Beh sicuramente la Tangenziale rimane uno scempio architettonico ingombrante: costruita quasi 50 anni fa, a mio avviso ben disegna il disagio che questo quartiere ha vissuto e che continua a vivere in altre forme. Fino al secolo scorso il Pigneto rimaneva una delle zone più povere della capitale, pur essendo relativamente centrale. Oggi non è più così, forse non è un caso che si stia proprio in questo momento concretizzando il progetto di abbattimento. Personalmente, pur comprendendo le problematiche di chi ci vive sotto, la sopraelevata ha sempre rappresentato quell’immaginario duro, metropolitano e grigio che ha un sapore romantico al quale sono molto affezionato e che si sposa perfettamente con quello che il Pigneto è ed è stato. Poi sicuramente un altro simbolo è il Lago dell’Ex Snia, una storia quasi bizzarra lo rende uno spazio pregno di significato, un raro caso di vittoria della natura sul capitalismo. Un lago nato lì tra snodi ferroviari, fabbriche abbandonate, tangenziali, incroci a sette semafori e con un rudere al centro è qualcosa di magico. Solo qui poteva realizzarsi.
Quali credi siano le maggiori criticità e i maggiori punti di forza del quartiere?
Il punto di forza resta il concetto di associazionismo, che qui si esplicita ben al di là del comitato di quartiere, e che tende non solo a risolvere problemi comuni e contingenti ma anche e soprattutto a stimolare una comunità creativa producendo arte anche per scopi lavorativi. Una comunità che attraverso associazioni, librerie, spazi occupati, collettivi, laboratori è decisa ad affrontare tematiche complesse anche a livello nazionale come l’immigrazione, i diritti lgbqt e la sostenibilità ambientale. Le criticità derivano dal fatto che essendo diventato anche a livello internazionale un quartiere trendy sono nati tantissimi contenitori vuoti, mode importate dal centro, hipsterismo dilagante, dinamiche prettamente commerciali travestite da passione e da consumati linguaggi artistici. Per chi ci vive da anni è facile comprendere la natura delle cose, ma è impressionante vedere come di anno in anno il vuoto sopravviva alla sostanza.
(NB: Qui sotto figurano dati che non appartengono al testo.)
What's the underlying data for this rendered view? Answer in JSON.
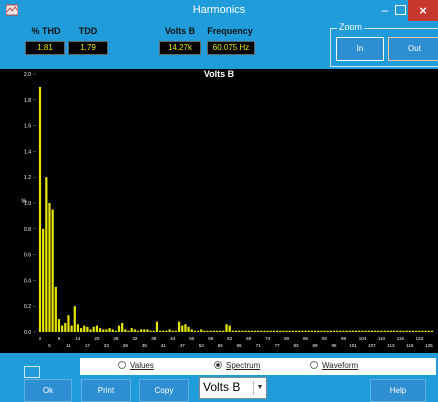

Pensi che da quando è arrivata la leggendaria metro C la percezione del Pigneto sia ulteriormente cambiata? Si trova parcheggio più facilmente?!
Sicuramente alla lunga la metro è uno di quei fattori che violenta l’intimità dei quartieri e li snatura come successo altrove, ma sinceramente a oggi non ho notato grossi cambiamenti, anche perché le due fermate Pigneto e Piazza Malatesta non mi sembrano frequentatissime. Anzi a impatto visivo la fine dei lavori e quindi lo smantellamento dei cantieri ha aperto spazi ampli rendendo due piazze più vivibili. Il parcheggio no, assolutamente. Continuo a sognare di tornare a casa e trovare un posto libero accanto al portone. Continua a rimanere un sogno.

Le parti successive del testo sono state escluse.